В поисках белой ведьмы | страница 26



— Трое, — сказал я. — Хорошо.

Он ухмыльнулся; он бегал по моим поручениям, довольный, что у него теперь здоровая грудь.

— Это будет вот как, лау-йесс. На второй лужайке к вам подойдет старуха, продающая конфеты с лотка. Она споткнется и упадет на вашем пути, крича так громко, что всем будет слышно. Ее хорошо знают, у нее поврежден позвоночник, и она специально привлекает к этому внимание, чтобы добиться сочувствия.

— Она не будет возражать, чтобы я ее вылечил?

— О нет, лау-йесс. Она говорит, что если вы достаточно могущественный волшебник, она сможет показывать себя, как произведение рук ваших, да еще и денег соберет больше, чем раньше. Она спрашивает, — он опять ухмыльнулся, — не можете ли вы сделать ее заодно и молодой?

— И во сколько она нам обошлась?

Он сжал губы.

— Прости, Кочес, — сказал я. — Лайо, рассказывай остальное.

— После того как вы сотворите чудо для нее, придет еще один молодой человек, про которого все знают, что он слепой на оба глаза. Он младший сын купца Кечама, но отец выгнал его из дому, когда он начал жить с проституткой, а теперь только эта проститутка заботится о нем. Она приведет его на излечение, но она хуже, чем старая продавщица конфет, я на нее потратил три куска серебра, потому что я ей не доверяю. После того как глаза мальчика будут вылечены, лау-йесс, толпа должна уже быть довольна. Но на всякий случай я перекинулся словечком с привратниками в доме Фунлина — он полумасриец, богат и суеверен, а его жена сплетничает со служанками и еще более суеверна, чем он. Возле мочевого пузыря у него камень, который почти убивает его болью. Он уже призывал и жрецов-целителей из масрийских храмов, и, как я слышал, жрецов старой веры тоже. Если он узнает, что в Роще магнолий чудотворец, он обязательно пойдет проверить. А после чуда-другого он упадет к вашим ногам и будет просить вас.
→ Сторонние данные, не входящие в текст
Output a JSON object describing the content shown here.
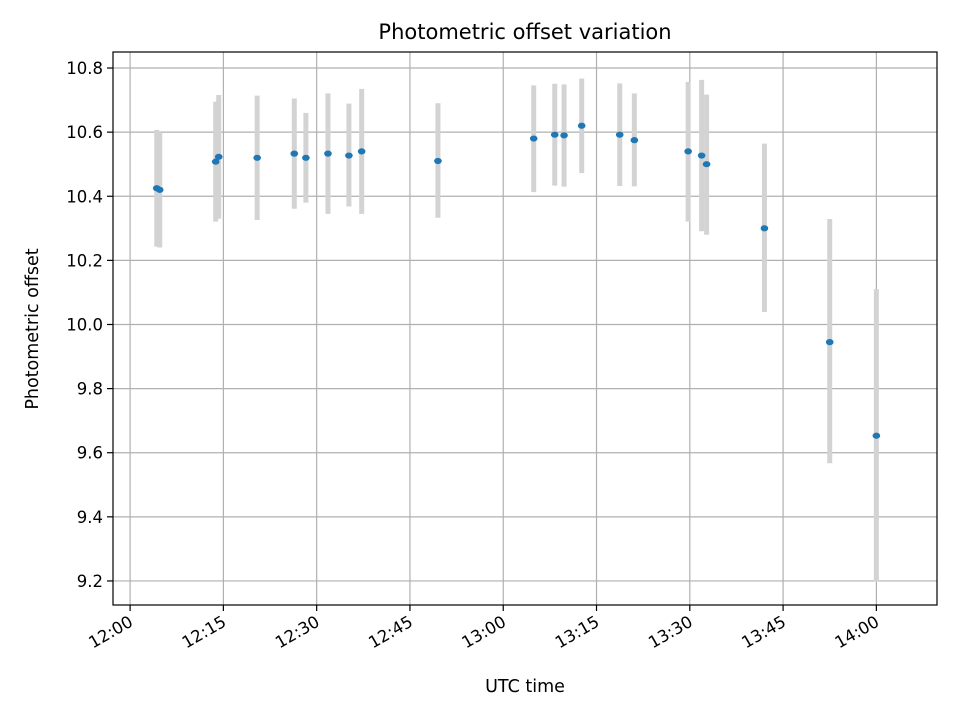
{
  "chart_data": {
    "type": "scatter",
    "title": "Photometric offset variation",
    "xlabel": "UTC time",
    "ylabel": "Photometric offset",
    "xlim": [
      "11:57:15",
      "14:09:45"
    ],
    "ylim": [
      9.125,
      10.85
    ],
    "grid": true,
    "x_ticks": [
      "12:00",
      "12:15",
      "12:30",
      "12:45",
      "13:00",
      "13:15",
      "13:30",
      "13:45",
      "14:00"
    ],
    "y_ticks": [
      "9.2",
      "9.4",
      "9.6",
      "9.8",
      "10.0",
      "10.2",
      "10.4",
      "10.6",
      "10.8"
    ],
    "colors": {
      "marker": "#1f77b4",
      "errorbar": "#d3d3d3",
      "grid": "#b0b0b0"
    },
    "points": [
      {
        "x": "12:04:17",
        "y": 10.425,
        "yerr_low": 10.243,
        "yerr_high": 10.607
      },
      {
        "x": "12:04:46",
        "y": 10.42,
        "yerr_low": 10.24,
        "yerr_high": 10.6
      },
      {
        "x": "12:13:46",
        "y": 10.508,
        "yerr_low": 10.321,
        "yerr_high": 10.695
      },
      {
        "x": "12:14:15",
        "y": 10.523,
        "yerr_low": 10.33,
        "yerr_high": 10.716
      },
      {
        "x": "12:20:26",
        "y": 10.52,
        "yerr_low": 10.326,
        "yerr_high": 10.714
      },
      {
        "x": "12:26:24",
        "y": 10.533,
        "yerr_low": 10.361,
        "yerr_high": 10.705
      },
      {
        "x": "12:28:16",
        "y": 10.52,
        "yerr_low": 10.38,
        "yerr_high": 10.66
      },
      {
        "x": "12:31:49",
        "y": 10.533,
        "yerr_low": 10.345,
        "yerr_high": 10.721
      },
      {
        "x": "12:35:11",
        "y": 10.527,
        "yerr_low": 10.368,
        "yerr_high": 10.689
      },
      {
        "x": "12:37:14",
        "y": 10.54,
        "yerr_low": 10.345,
        "yerr_high": 10.735
      },
      {
        "x": "12:49:30",
        "y": 10.51,
        "yerr_low": 10.333,
        "yerr_high": 10.69
      },
      {
        "x": "13:04:54",
        "y": 10.58,
        "yerr_low": 10.413,
        "yerr_high": 10.746
      },
      {
        "x": "13:08:17",
        "y": 10.592,
        "yerr_low": 10.433,
        "yerr_high": 10.751
      },
      {
        "x": "13:09:47",
        "y": 10.59,
        "yerr_low": 10.43,
        "yerr_high": 10.749
      },
      {
        "x": "13:12:37",
        "y": 10.62,
        "yerr_low": 10.472,
        "yerr_high": 10.767
      },
      {
        "x": "13:18:44",
        "y": 10.592,
        "yerr_low": 10.432,
        "yerr_high": 10.752
      },
      {
        "x": "13:21:05",
        "y": 10.575,
        "yerr_low": 10.431,
        "yerr_high": 10.721
      },
      {
        "x": "13:29:44",
        "y": 10.54,
        "yerr_low": 10.321,
        "yerr_high": 10.757
      },
      {
        "x": "13:31:54",
        "y": 10.527,
        "yerr_low": 10.291,
        "yerr_high": 10.763
      },
      {
        "x": "13:32:42",
        "y": 10.5,
        "yerr_low": 10.28,
        "yerr_high": 10.717
      },
      {
        "x": "13:42:00",
        "y": 10.3,
        "yerr_low": 10.039,
        "yerr_high": 10.564
      },
      {
        "x": "13:52:30",
        "y": 9.945,
        "yerr_low": 9.567,
        "yerr_high": 10.329
      },
      {
        "x": "14:00:00",
        "y": 9.653,
        "yerr_low": 9.198,
        "yerr_high": 10.11
      }
    ]
  }
}
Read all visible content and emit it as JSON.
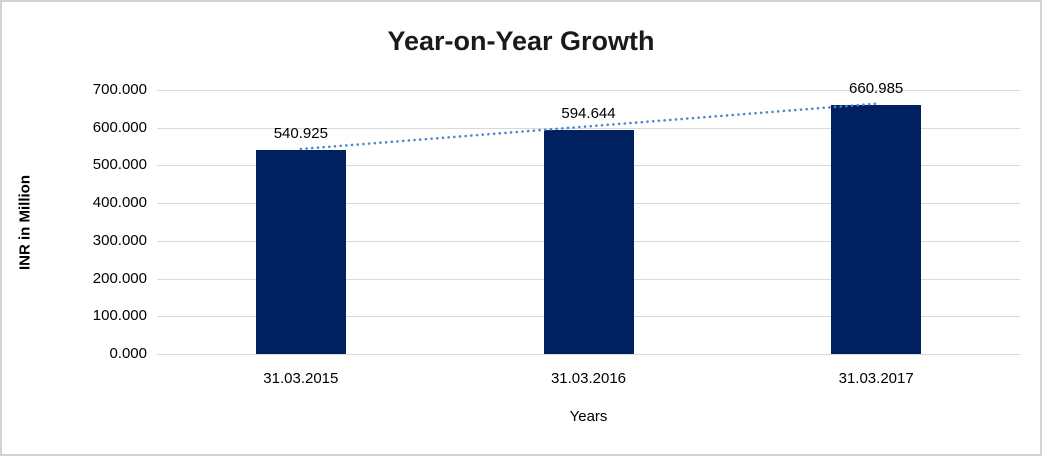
{
  "chart_data": {
    "type": "bar",
    "title": "Year-on-Year Growth",
    "xlabel": "Years",
    "ylabel": "INR in Million",
    "categories": [
      "31.03.2015",
      "31.03.2016",
      "31.03.2017"
    ],
    "values": [
      540.925,
      594.644,
      660.985
    ],
    "value_labels": [
      "540.925",
      "594.644",
      "660.985"
    ],
    "ytick_labels": [
      "700.000",
      "600.000",
      "500.000",
      "400.000",
      "300.000",
      "200.000",
      "100.000",
      "0.000"
    ],
    "ylim": [
      0,
      700
    ],
    "grid": true,
    "legend": false,
    "series_color": "#002060",
    "trendline": {
      "style": "dotted",
      "color": "#4e86ca",
      "from_category": "31.03.2015",
      "to_category": "31.03.2017"
    },
    "gridline_color": "#d9d9d9"
  }
}
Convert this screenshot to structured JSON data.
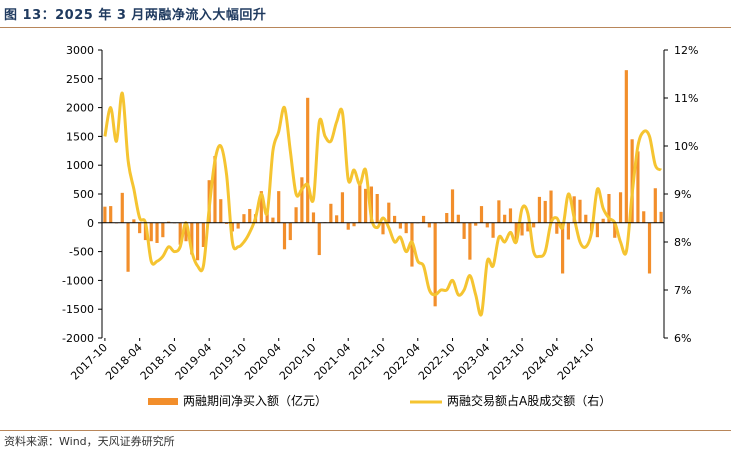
{
  "header": {
    "title": "图 13：2025 年 3 月两融净流入大幅回升"
  },
  "footer": {
    "source": "资料来源：Wind，天风证券研究所"
  },
  "colors": {
    "bar": "#F28E2B",
    "line": "#F5C431",
    "axis": "#000000"
  },
  "chart_data": {
    "type": "bar+line",
    "title": "",
    "xlabel": "",
    "ylabel_left": "",
    "ylabel_right": "",
    "ylim_left": [
      -2000,
      3000
    ],
    "ylim_right": [
      6,
      12
    ],
    "yticks_left": [
      "3000",
      "2500",
      "2000",
      "1500",
      "1000",
      "500",
      "0",
      "-500",
      "-1000",
      "-1500",
      "-2000"
    ],
    "yticks_right": [
      "12%",
      "11%",
      "10%",
      "9%",
      "8%",
      "7%",
      "6%"
    ],
    "xtick_labels": [
      "2017-10",
      "2018-04",
      "2018-10",
      "2019-04",
      "2019-10",
      "2020-04",
      "2020-10",
      "2021-04",
      "2021-10",
      "2022-04",
      "2022-10",
      "2023-04",
      "2023-10",
      "2024-04",
      "2024-10"
    ],
    "legend_position": "bottom",
    "series": [
      {
        "name": "两融期间净买入额（亿元）",
        "type": "bar",
        "axis": "left",
        "values": [
          280,
          290,
          -10,
          520,
          -850,
          60,
          -180,
          -300,
          -320,
          -350,
          -250,
          20,
          0,
          -380,
          -320,
          -550,
          -650,
          -420,
          740,
          1160,
          410,
          -20,
          -150,
          -100,
          150,
          240,
          150,
          550,
          220,
          90,
          550,
          -460,
          -300,
          270,
          790,
          2170,
          180,
          -560,
          10,
          330,
          130,
          530,
          -120,
          -60,
          700,
          590,
          630,
          500,
          -200,
          350,
          120,
          -100,
          -180,
          -760,
          0,
          120,
          -80,
          -1450,
          0,
          170,
          580,
          140,
          -280,
          -640,
          -50,
          290,
          -80,
          -260,
          390,
          140,
          250,
          -330,
          -220,
          -150,
          -80,
          450,
          380,
          560,
          -190,
          -880,
          -290,
          460,
          400,
          140,
          -150,
          -250,
          70,
          500,
          -260,
          530,
          2650,
          1450,
          1240,
          200,
          -880,
          600,
          190
        ]
      },
      {
        "name": "两融交易额占A股成交额（右）",
        "type": "line",
        "axis": "right",
        "values": [
          10.2,
          10.8,
          10.1,
          11.1,
          9.7,
          9.1,
          8.5,
          8.4,
          7.6,
          7.6,
          7.7,
          7.9,
          7.8,
          7.9,
          8.4,
          7.8,
          7.5,
          7.5,
          8.7,
          9.7,
          10.0,
          9.4,
          8.0,
          7.9,
          8.0,
          8.2,
          8.5,
          9.0,
          8.6,
          9.9,
          10.3,
          10.8,
          9.9,
          9.0,
          9.1,
          9.2,
          8.9,
          10.5,
          10.2,
          10.1,
          10.5,
          10.7,
          9.3,
          9.5,
          9.2,
          9.5,
          8.5,
          8.3,
          8.5,
          8.3,
          8.0,
          8.1,
          7.8,
          8.0,
          7.6,
          7.5,
          7.0,
          6.9,
          7.0,
          7.0,
          7.2,
          6.9,
          7.0,
          7.3,
          6.9,
          6.5,
          7.6,
          7.5,
          8.1,
          8.0,
          8.2,
          8.0,
          8.7,
          8.6,
          7.8,
          7.7,
          7.8,
          8.4,
          8.5,
          8.3,
          9.0,
          8.5,
          8.0,
          7.9,
          8.2,
          9.1,
          8.7,
          8.5,
          8.4,
          8.0,
          7.8,
          9.0,
          10.0,
          10.3,
          10.2,
          9.6,
          9.5
        ]
      }
    ]
  }
}
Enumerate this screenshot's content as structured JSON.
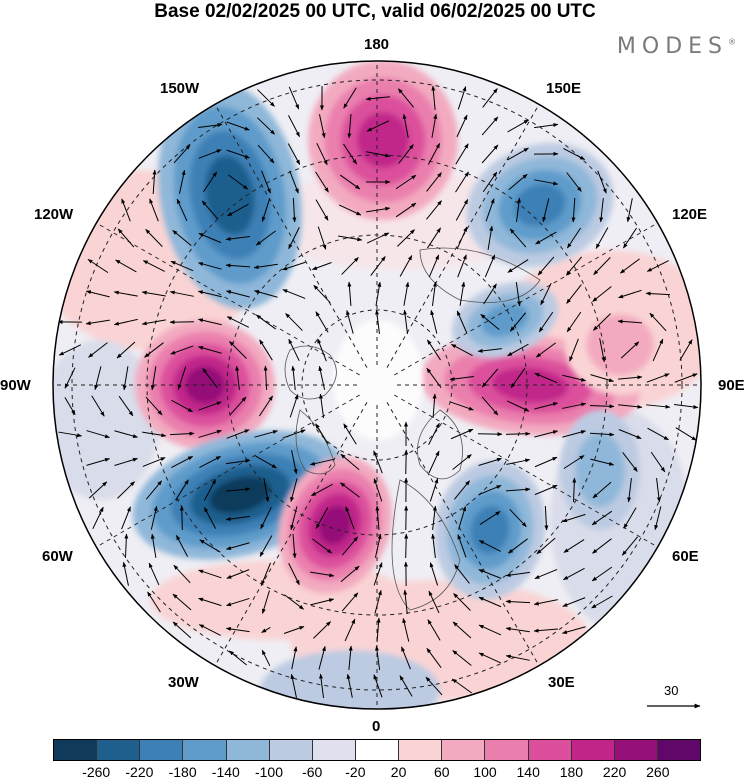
{
  "title": "Base 02/02/2025 00 UTC, valid 06/02/2025 00 UTC",
  "logo": "MODES",
  "logo_mark": "®",
  "longitude_labels": {
    "n180": "180",
    "e150": "150E",
    "e120": "120E",
    "e90": "90E",
    "e60": "60E",
    "e30": "30E",
    "zero": "0",
    "w30": "30W",
    "w60": "60W",
    "w90": "90W",
    "w120": "120W",
    "w150": "150W"
  },
  "reference_vector": "30",
  "colorbar": {
    "ticks": [
      "-260",
      "-220",
      "-180",
      "-140",
      "-100",
      "-60",
      "-20",
      "20",
      "60",
      "100",
      "140",
      "180",
      "220",
      "260"
    ],
    "colors": [
      "#0f3a5c",
      "#1f5f8e",
      "#3d80b6",
      "#5f9ccb",
      "#8fb7d9",
      "#bccbe2",
      "#e1e0ee",
      "#ffffff",
      "#fad4d4",
      "#f3aac0",
      "#ea7fae",
      "#dc4f9c",
      "#c1258a",
      "#951078",
      "#62076a"
    ]
  },
  "anomaly_centers": [
    {
      "sign": "negative",
      "level": 4,
      "colors": [
        "#8fb7d9",
        "#5f9ccb",
        "#3d80b6",
        "#1f5f8e"
      ]
    },
    {
      "sign": "positive",
      "level": 4,
      "colors": [
        "#f3aac0",
        "#ea7fae",
        "#dc4f9c",
        "#c1258a"
      ]
    },
    {
      "sign": "negative",
      "level": 3,
      "colors": [
        "#bccbe2",
        "#8fb7d9",
        "#5f9ccb",
        "#3d80b6"
      ]
    },
    {
      "sign": "positive",
      "level": 5,
      "colors": [
        "#f3aac0",
        "#ea7fae",
        "#dc4f9c",
        "#c1258a",
        "#951078"
      ]
    },
    {
      "sign": "negative",
      "level": 5,
      "colors": [
        "#8fb7d9",
        "#5f9ccb",
        "#3d80b6",
        "#1f5f8e",
        "#0f3a5c"
      ]
    },
    {
      "sign": "positive",
      "level": 5,
      "colors": [
        "#f3aac0",
        "#ea7fae",
        "#dc4f9c",
        "#c1258a",
        "#951078"
      ]
    },
    {
      "sign": "negative",
      "level": 4,
      "colors": [
        "#bccbe2",
        "#8fb7d9",
        "#5f9ccb",
        "#3d80b6"
      ]
    },
    {
      "sign": "positive",
      "level": 4,
      "colors": [
        "#f3aac0",
        "#ea7fae",
        "#dc4f9c",
        "#c1258a"
      ]
    },
    {
      "sign": "negative",
      "level": 3,
      "colors": [
        "#bccbe2",
        "#8fb7d9",
        "#5f9ccb"
      ]
    },
    {
      "sign": "positive",
      "level": 2,
      "colors": [
        "#fad4d4",
        "#f3aac0"
      ]
    },
    {
      "sign": "negative",
      "level": 2,
      "colors": [
        "#bccbe2",
        "#8fb7d9"
      ]
    }
  ]
}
— Хорошо поработал, — сказал я.

Другой мальчик для поручений тоже вернулся, и Кочес без возражений заплатил им обоим. Мы пересекли Площадь Крылатой лошади и миновали старую стену Рощи, которая сто с лишним лет назад была хессекским садом. Лужайки поднимались четырьмя ступенями, испещренными розовыми магнолиями и пятнышками водоемов. Тонкий аромат пыли курился над вьющимися дорожками, по которым прогуливались купцы и им подобные.

Было совсем мало женщин. Основным положением хессекской морали была мысль о том, что женщина — это драгоценность, которую лучше держать в шкатулке. Дамы могли отважиться выйти вместе со своими мужьями только под покровом темноты, да и то занавешенные от носа до лодыжки. Даже более бедные женщины, по необходимости выходящие из дома, тоже наполовину покрывали свои лица и целиком — фигуру; только масрийские девушки были с открытыми лицами, но они в основном жили в Пальмовом квартале. Торговый Бар-Айбитни был рассадником смешанной крови, старой и новой, и хотя мужчины надевали складчатые штаны и личины масрийцев, их женщины придерживались старой моды. Зато в Роще было много куртизанок мужского пола типа Тэи. Не раз я, прежде чем привык, останавливал свой взгляд на ком-нибудь, слишком похожем на девушку, чтобы ею быть. На второй лужайке красный тигр шагал на огороженном месте над тропинкой, с прицельной ненавистью глядя на толпу дураков, которые его охраняли. Единственное слабое звено в его железных кандалах означало бы совсем другую игру.